A lot of Nittany Lion fans will want to believe it, but the fact that Lee would have to go through two high-quality opponents in the late rounds make me believe that he will drop one of them.

Bravo-Young is a lot like Brooks for me because once again I haven’t seen a reason to think that he isn’t the best at 133. There is just one obstacle in his way in top-seed Daton Fix of Oklahoma State. Fix is 9-0 on the season with four pins, two technical falls, and two major decisions.
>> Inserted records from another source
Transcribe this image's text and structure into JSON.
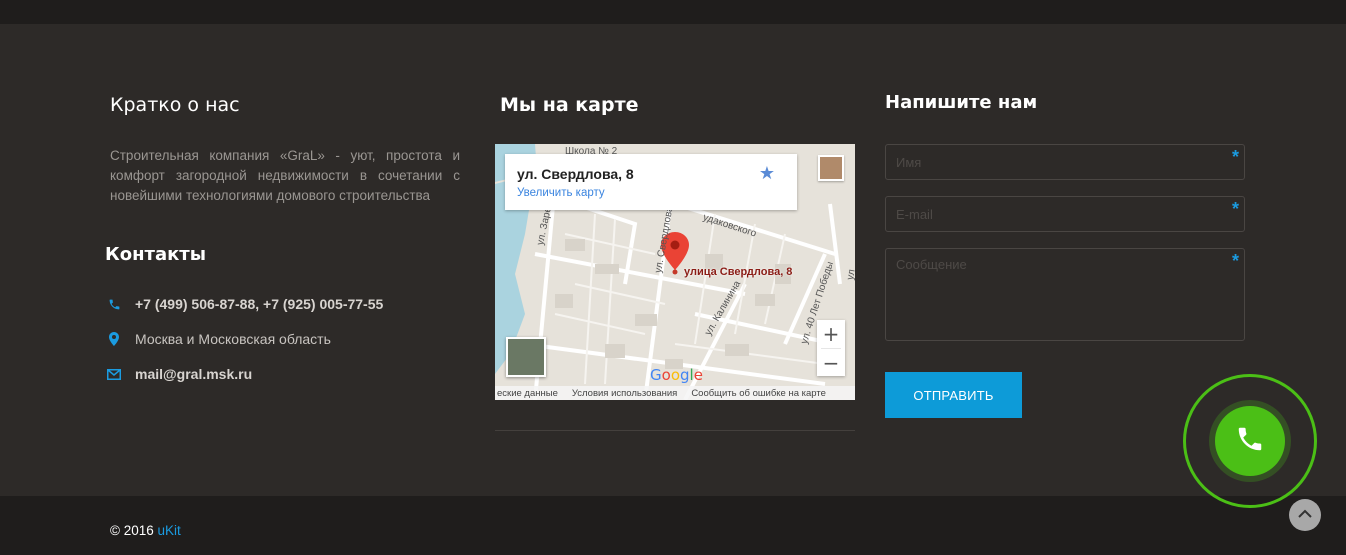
{
  "about": {
    "heading": "Кратко о нас",
    "text": "Строительная компания «GraL» - уют, простота и комфорт загородной недвижимости в сочетании с новейшими технологиями домового строительства"
  },
  "contacts": {
    "heading": "Контакты",
    "phone": "+7 (499) 506-87-88, +7 (925) 005-77-55",
    "address": "Москва и Московская область",
    "email": "mail@gral.msk.ru"
  },
  "map": {
    "heading": "Мы на карте",
    "card_address": "ул. Свердлова, 8",
    "card_enlarge": "Увеличить карту",
    "pin_label": "улица Свердлова, 8",
    "zoom_in": "+",
    "zoom_out": "−",
    "streets": {
      "s1": "ул. Заречная",
      "s2": "ул. Свердлова",
      "s3": "удаковского",
      "s4": "ул. Калинина",
      "s5": "ул. 40 Лет Победы",
      "s6": "Школа № 2",
      "s7": "ул"
    },
    "footer": {
      "data": "еские данные",
      "terms": "Условия использования",
      "report": "Сообщить об ошибке на карте"
    }
  },
  "form": {
    "heading": "Напишите нам",
    "name_placeholder": "Имя",
    "email_placeholder": "E-mail",
    "message_placeholder": "Сообщение",
    "required_mark": "*",
    "submit_label": "ОТПРАВИТЬ"
  },
  "copyright": {
    "text": "© 2016 ",
    "link": "uKit"
  },
  "colors": {
    "accent": "#0d9bd8",
    "callback_green": "#4bbf16",
    "background": "#2d2a28"
  }
}
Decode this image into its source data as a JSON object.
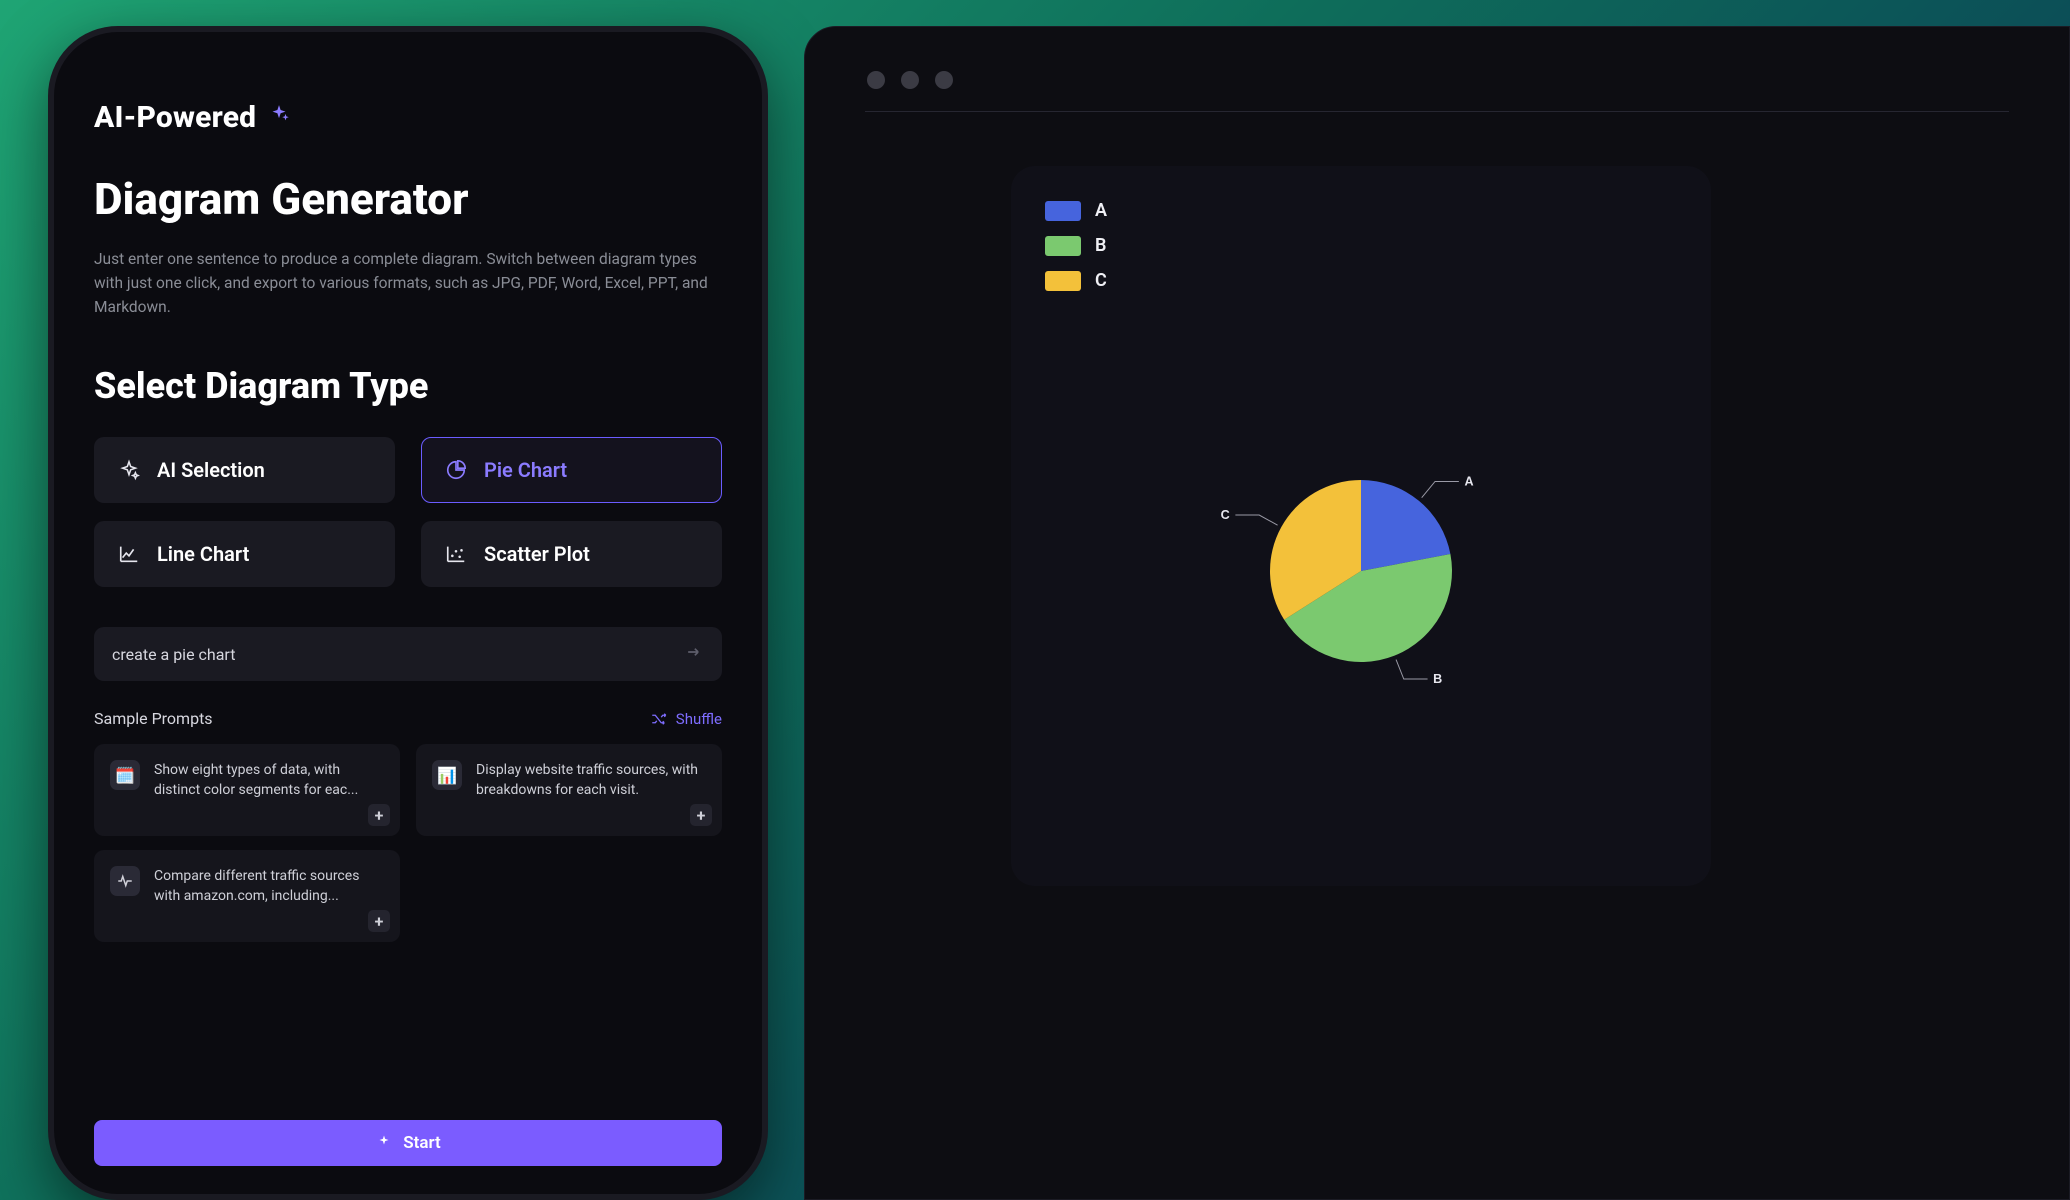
{
  "left": {
    "brand": "AI-Powered",
    "headline": "Diagram Generator",
    "subtext": "Just enter one sentence to produce a complete diagram. Switch between diagram types with just one click, and export to various formats, such as JPG, PDF, Word, Excel, PPT, and Markdown.",
    "section": "Select Diagram Type",
    "types": {
      "ai": "AI Selection",
      "pie": "Pie Chart",
      "line": "Line Chart",
      "scatter": "Scatter Plot"
    },
    "prompt_value": "create a pie chart",
    "samples_label": "Sample Prompts",
    "shuffle_label": "Shuffle",
    "samples": {
      "s1": "Show eight types of data, with distinct color segments for eac...",
      "s2": "Display website traffic sources, with breakdowns for each visit.",
      "s3": "Compare different traffic sources with amazon.com, including..."
    },
    "start_label": "Start"
  },
  "chart_data": {
    "type": "pie",
    "series": [
      {
        "name": "A",
        "value": 22,
        "color": "#4664dd"
      },
      {
        "name": "B",
        "value": 44,
        "color": "#7bc96f"
      },
      {
        "name": "C",
        "value": 34,
        "color": "#f3c13a"
      }
    ]
  }
}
Fix was a runner-up in 2019, falling to former PSU wrestler Nick Suriano, who is now wrestling at Rutgers, in the NCAA Finals.

RBY will get more cracks in the future, but it just seems like right now, Fix is going to win this one.

I said a couple weeks ago that I was done doubting Starocci and his ability, but that was before he wrestled Iowa’s Michael Kemerer in the Big Ten finals. Kemerer won the match, 7-2, and Starocci was never really in contention for winning the match.

That doesn’t mean that Starocci won’t make a run in the NCAA Tournament. He’s the No. 3 seed at 174, and I think there’s a decent chance he could see Kemerer again in the finals. He would have to pull off an upset of a No. 2 seed in Utah Valley’s Demetrius Romero, who is 16-0 this season. But even should he get that far, Kemerer would probably still have his number.

I’m going to go out on a limb and say Kerkvliet makes a run and comes out on the low end of the top-8. Should the No. 9 seed at heavyweight make it to the quarterfinals, he would have to take on No. 1 Gable Steveson of Minnesota, and Kerkvliet simply isn’t going to win that match.

I don’t think anyone believes that Kerkvliet is on the same level as Steveson or Michigan’s Mason Parris or Iowa’s Tony Cassioppi. Parris and Cassioppi proved that at the Big Ten Tournament. Parris is the No. 2 seed, while Cassioppi is the No. 5 seed this weekend.

However, I think there is some reason to believe that Kerkvliet is right below that dynamic trio at heavyweight in the Big Ten, and possibly the nation.

I also believe Robert Howard (125), Brady Berge (157), Joe Lee (165), and Michael Beard (197) will all win at least one match, but none of them will be quite ready to compete for a spot at the podium.

As for the team scoring, I would probably bet a whole paycheck that Iowa is going to win. The Hawkeyes won comfortably at the Big Tens, and even though I believe Penn State will still finish second, there are still a few quality schools such as Oklahoma State or N.C. State that could make the team scores a little interesting at times.

As for Iowa, give me Spencer Lee (125), Eierman (141), Alex Marinelli (165), and Kemerer (174) to win titles. There’s just no way that doesn’t win a team championship.